Fellow haven currency, the Japanese yen, also continued rallying overnight ahead of the Bank of Japan’s meeting today. Retail sales today disappointed, falling 8.70% YoY for September and shrinking by 0.10% MoM, highlighting the asthmatic recovery of Japan’s domestic economy. There is an outside chance that the BoJ will increase quantitative easing in response to a soggy domestic economy. However, after years of much of the same and still no inflation in sight, the most likely outcome will be unchanged but watching closely. It is a metaphor for the past 30 years and a salutary lesson of why central banks are more scared of deflation than inflation. Like the virus, it’s hard to get out once it settles into the population. The yen should benefit, and assuming the world is still screaming “sell, Mortimer” for the rest of the week, which I expect, USD/JPY should test 104.00 and extend to 103.00 into the US election.

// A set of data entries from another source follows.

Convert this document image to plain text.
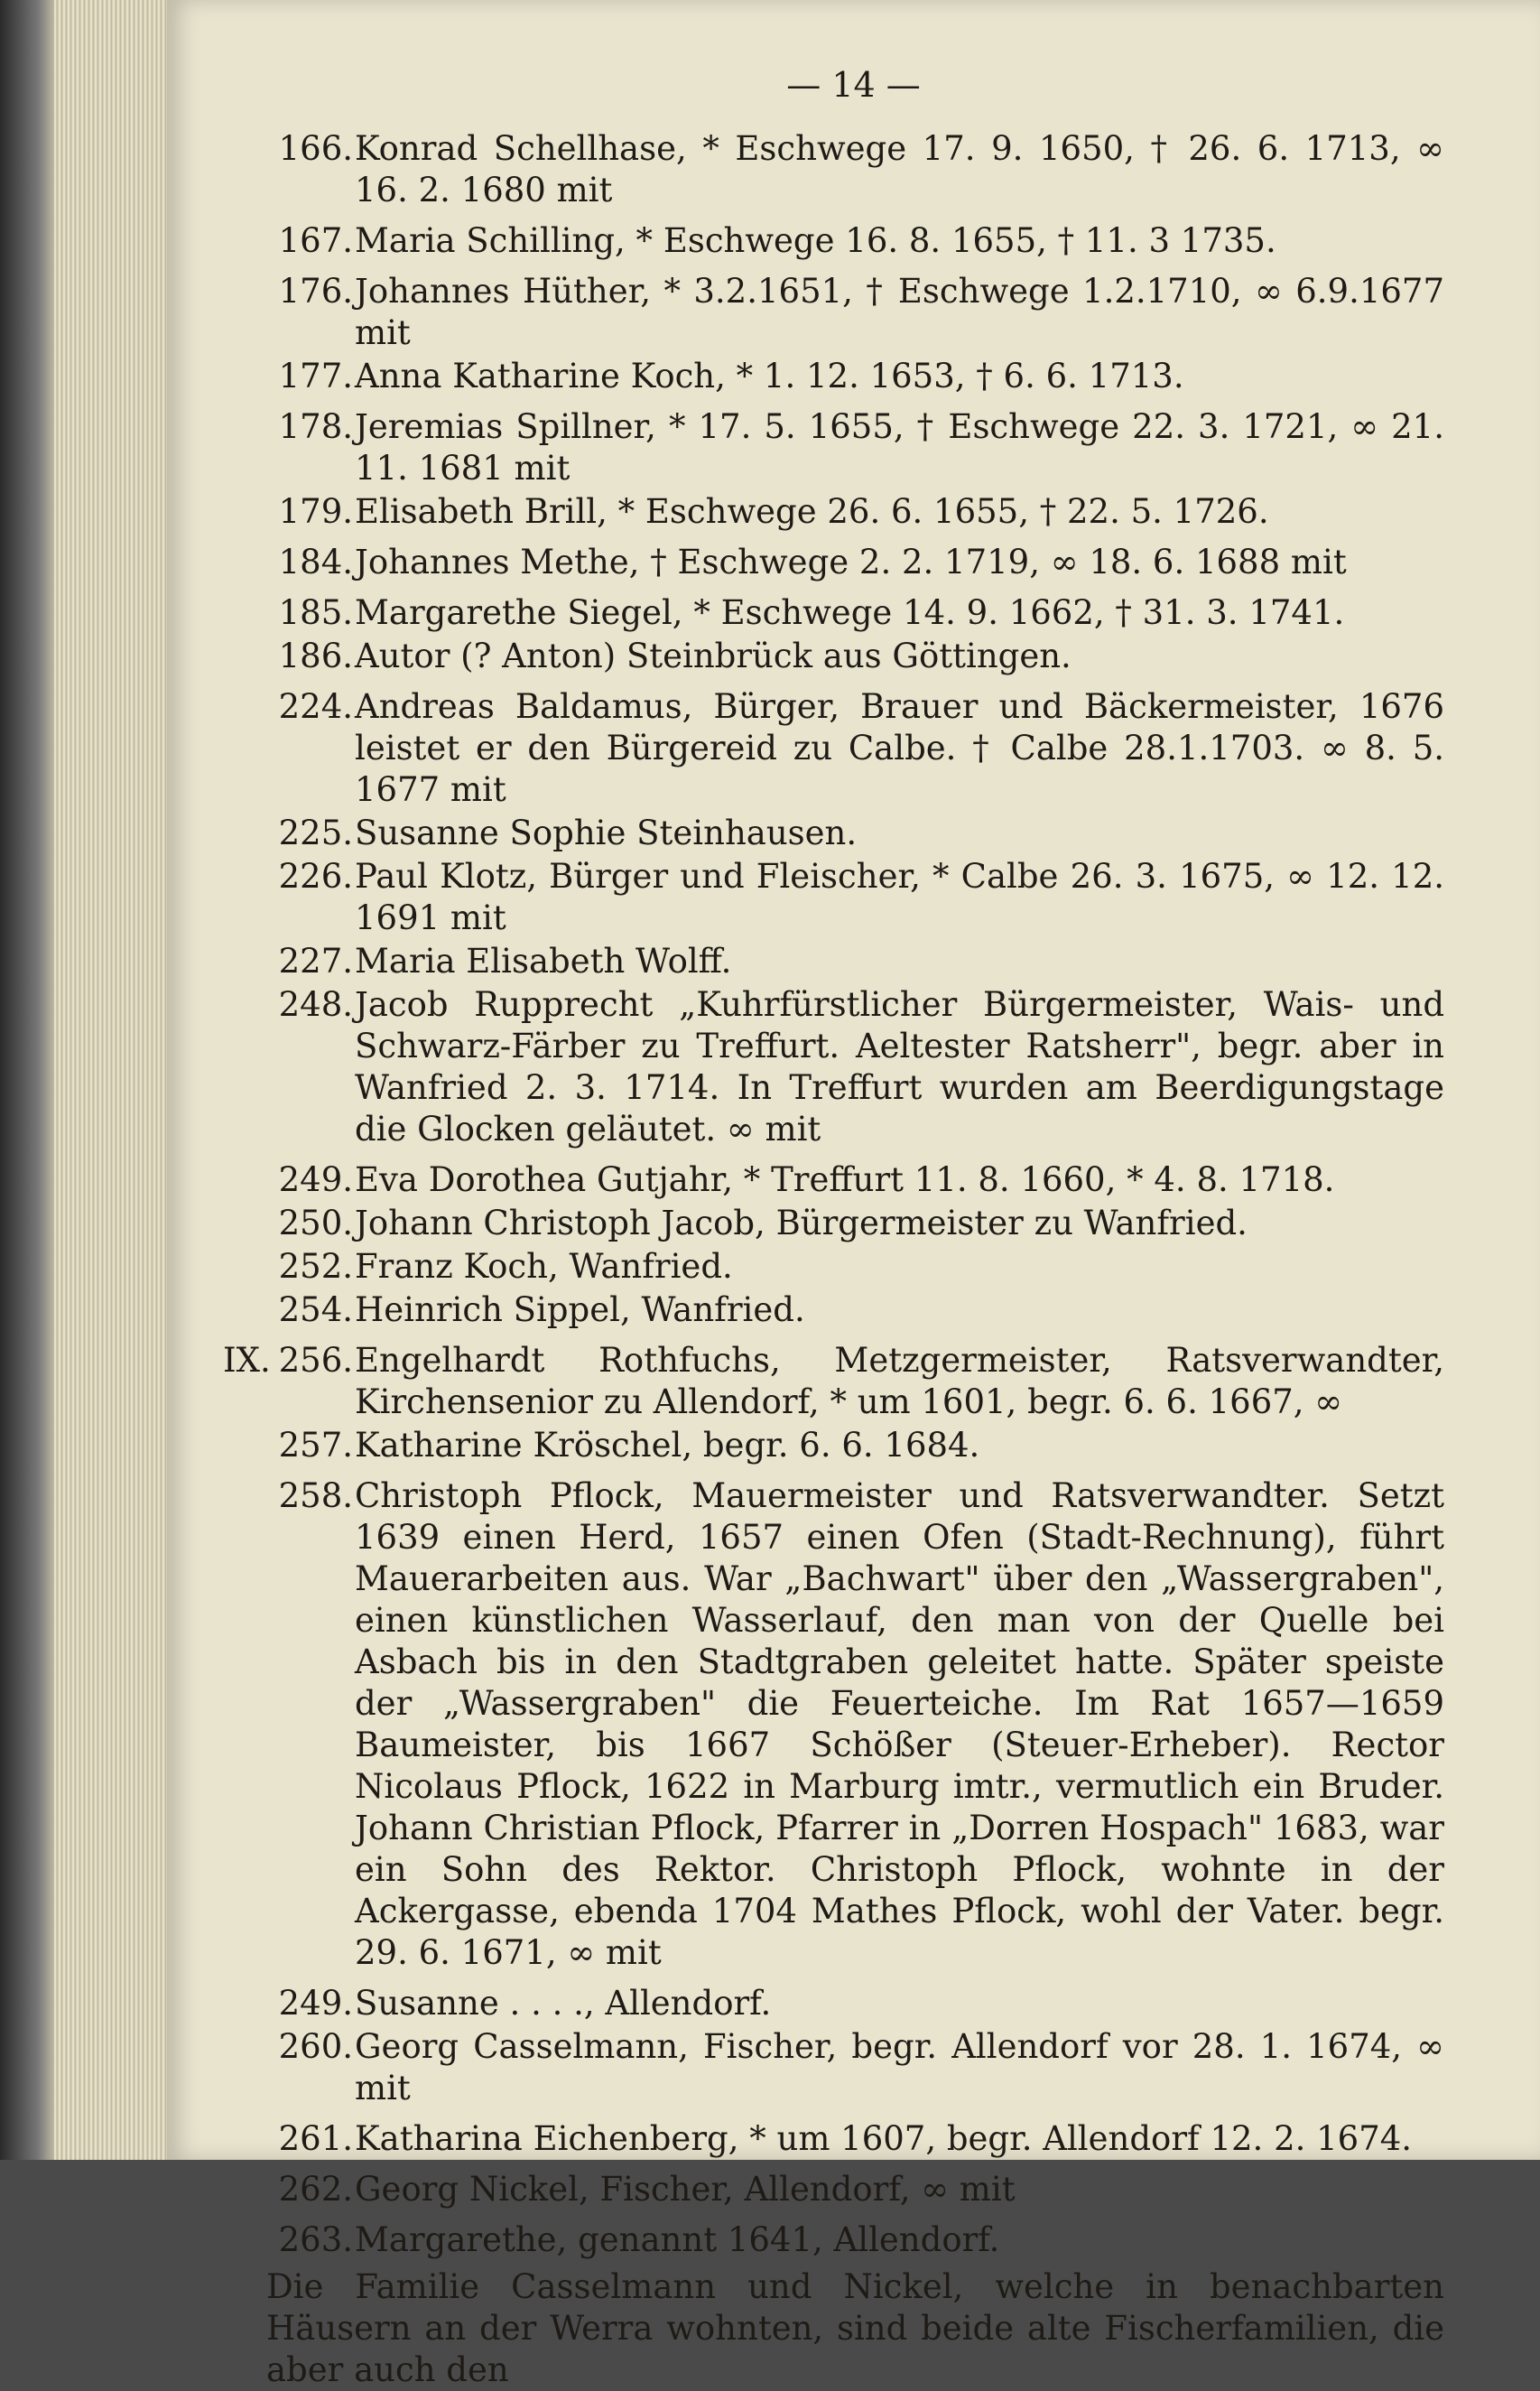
— 14 —
166. Konrad Schellhase, * Eschwege 17. 9. 1650, † 26. 6. 1713, ∞ 16. 2. 1680 mit
167. Maria Schilling, * Eschwege 16. 8. 1655, † 11. 3 1735.
176. Johannes Hüther, * 3.2.1651, † Eschwege 1.2.1710, ∞ 6.9.1677 mit
177. Anna Katharine Koch, * 1. 12. 1653, † 6. 6. 1713.
178. Jeremias Spillner, * 17. 5. 1655, † Eschwege 22. 3. 1721, ∞ 21. 11. 1681 mit
179. Elisabeth Brill, * Eschwege 26. 6. 1655, † 22. 5. 1726.
184. Johannes Methe, † Eschwege 2. 2. 1719, ∞ 18. 6. 1688 mit
185. Margarethe Siegel, * Eschwege 14. 9. 1662, † 31. 3. 1741.
186. Autor (? Anton) Steinbrück aus Göttingen.
224. Andreas Baldamus, Bürger, Brauer und Bäckermeister, 1676 leistet er den Bürgereid zu Calbe. † Calbe 28.1.1703. ∞ 8. 5. 1677 mit
225. Susanne Sophie Steinhausen.
226. Paul Klotz, Bürger und Fleischer, * Calbe 26. 3. 1675, ∞ 12. 12. 1691 mit
227. Maria Elisabeth Wolff.
248. Jacob Rupprecht „Kuhrfürstlicher Bürgermeister, Wais- und Schwarz-Färber zu Treffurt. Aeltester Ratsherr", begr. aber in Wanfried 2. 3. 1714. In Treffurt wurden am Beerdigungstage die Glocken geläutet. ∞ mit
249. Eva Dorothea Gutjahr, * Treffurt 11. 8. 1660, * 4. 8. 1718.
250. Johann Christoph Jacob, Bürgermeister zu Wanfried.
252. Franz Koch, Wanfried.
254. Heinrich Sippel, Wanfried.
IX. 256. Engelhardt Rothfuchs, Metzgermeister, Ratsverwandter, Kirchensenior zu Allendorf, * um 1601, begr. 6. 6. 1667, ∞
257. Katharine Kröschel, begr. 6. 6. 1684.
258. Christoph Pflock, Mauermeister und Ratsverwandter. Setzt 1639 einen Herd, 1657 einen Ofen (Stadt-Rechnung), führt Mauerarbeiten aus. War „Bachwart" über den „Wassergraben", einen künstlichen Wasserlauf, den man von der Quelle bei Asbach bis in den Stadtgraben geleitet hatte. Später speiste der „Wassergraben" die Feuerteiche. Im Rat 1657—1659 Baumeister, bis 1667 Schößer (Steuer-Erheber). Rector Nicolaus Pflock, 1622 in Marburg imtr., vermutlich ein Bruder. Johann Christian Pflock, Pfarrer in „Dorren Hospach" 1683, war ein Sohn des Rektor. Christoph Pflock, wohnte in der Ackergasse, ebenda 1704 Mathes Pflock, wohl der Vater. begr. 29. 6. 1671, ∞ mit
249. Susanne . . . ., Allendorf.
260. Georg Casselmann, Fischer, begr. Allendorf vor 28. 1. 1674, ∞ mit
261. Katharina Eichenberg, * um 1607, begr. Allendorf 12. 2. 1674.
262. Georg Nickel, Fischer, Allendorf, ∞ mit
263. Margarethe, genannt 1641, Allendorf.
Die Familie Casselmann und Nickel, welche in benachbarten Häusern an der Werra wohnten, sind beide alte Fischerfamilien, die aber auch den
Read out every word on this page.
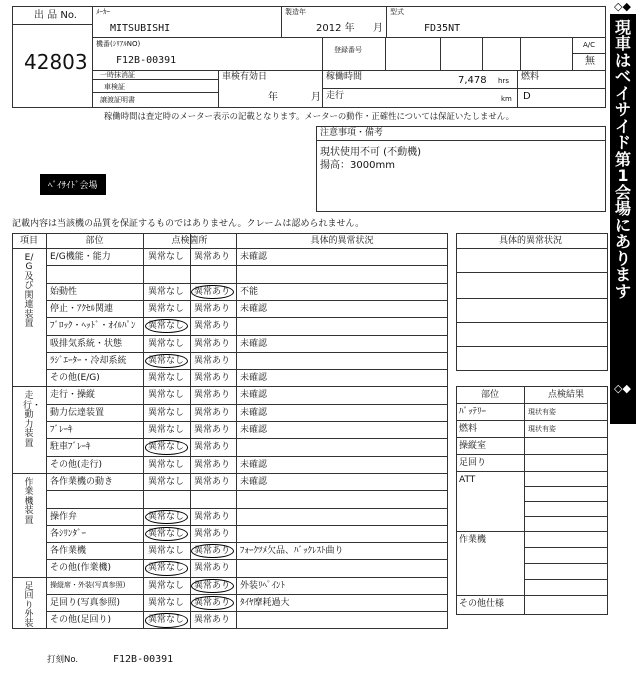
出 品 No.
42803
ﾒｰｶｰ
MITSUBISHI
製造年
2012 年 月
型式
FD35NT
機番(ｼﾘｱﾙNO)
F12B-00391
登録番号
A/C
無
一時抹消証
車検証
譲渡証明書
車検有効日
年	月
稼働時間	7,478 hrs
走行	km
燃料
D
稼働時間は査定時のメーター表示の記載となります。メーターの動作・正確性については保証いたしません。
注意事項・備考
現状使用不可 (不動機)
揚高：3000mm
ﾍﾞｲｻｲﾄﾞ会場
◇◆
現車はベイサイド第1会場にあります
◇◆
記載内容は当該機の品質を保証するものではありません。クレームは認められません。
項目	部位	点検箇所	具体的異常状況
E/G機能・能力	異常なし 異常あり 未確認
始動性	異常なし 異常あり 不能
停止・ｱｸｾﾙ関連	異常なし 異常あり 未確認
ﾌﾞﾛｯｸ・ﾍｯﾄﾞ・ｵｲﾙﾊﾟﾝ 異常なし 異常あり
吸排気系統・状態	異常なし 異常あり 未確認
ﾗｼﾞｴｰﾀｰ・冷却系統 異常なし 異常あり
その他(E/G)	異常なし 異常あり 未確認
E/G及び関連装置
走行・操縦	異常なし 異常あり 未確認
動力伝達装置	異常なし 異常あり 未確認
ﾌﾞﾚｰｷ	異常なし 異常あり 未確認
駐車ﾌﾞﾚｰｷ	異常なし 異常あり
その他(走行)	異常なし 異常あり 未確認
走行・動力装置
各作業機の動き	異常なし 異常あり 未確認
操作弁	異常なし 異常あり
各ｼﾘﾝﾀﾞｰ	異常なし 異常あり
各作業機	異常なし 異常あり ﾌｫｰｸﾂﾒ欠品、ﾊﾞｯｸﾚｽﾄ曲り
その他(作業機)	異常なし 異常あり
作業機装置
操縦席・外装(写真参照)	異常なし 異常あり 外装ﾘﾍﾟｲﾝﾄ
足回り(写真参照)	異常なし 異常あり ﾀｲﾔ摩耗過大
その他(足回り)	異常なし 異常あり
足回り外装
具体的異常状況
部位	点検結果
ﾊﾞｯﾃﾘｰ	現状有姿
燃料	現状有姿
操縦室
足回り
ATT
作業機
その他仕様
打刻No.	F12B-00391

Asia, as is its wont of late, has been relatively stable this morning. Asian currencies held their own overnight, and equity markets, for the most part, have only edged modestly lower today. US equity index futures have rallied by around 1.0% today, likely driven by profit-taking from overnight shorts. That has supported regional markets which continue to benefit from the anchor provided by China, both on the economic data and currency front. Reuters is reporting that Joe Biden will “consult allies” on future China tariffs if elected. That story seems to be supporting Asian markets, with China actually moving into positive territory.
The price action in Shanghai suggests that all of Biden’s allies will tell him to get rid of Chinese tariffs. The keyword is “consult,” which doesn’t mean it will follow a path of action. And we still may have a Republican Senate and or contested election results at that level to contend with. Still, the story does appear to have put a floor under negative sentiment in Asia for now.
Later today, we have the ECB meeting, US GDP, and Facebook, Alphabet, Apple, Amazon and Twitter reporting quarterly results. The ECB is 50/50 I believe in increasing bond purchases, preferring to wait until December and better visibility on the fallout from Europe’s lockdowns, as well as Brexit. The December meeting will definitely be a “live” one though.
US GDP will rebound by over 30% for Q3, unwinding all the losses of the lockdown wracked Q2. Unless it surprises at 35%-plus, I doubt it will be enough to move the sentiment needle materially. Further gains from here will be much harder to grasp. The same is true for the FAAATs, where I expect all except Twitter to produce sparkling results. Timing is everything, and risk sentiment will speak louder than profits this week.
The famous catchphrase from the movie Trading Places will I believe, continue to dominate trading into the US election next week. Mortimer will keep selling like its 1983 (when regulators wore brown suits, did lunch, but not much else. Simple times). Election uncertainty and Covid-19 is belatedly being priced into markets and is a toxic mix. Any stimulus or political headlines are likely only to provide rallies to sell into.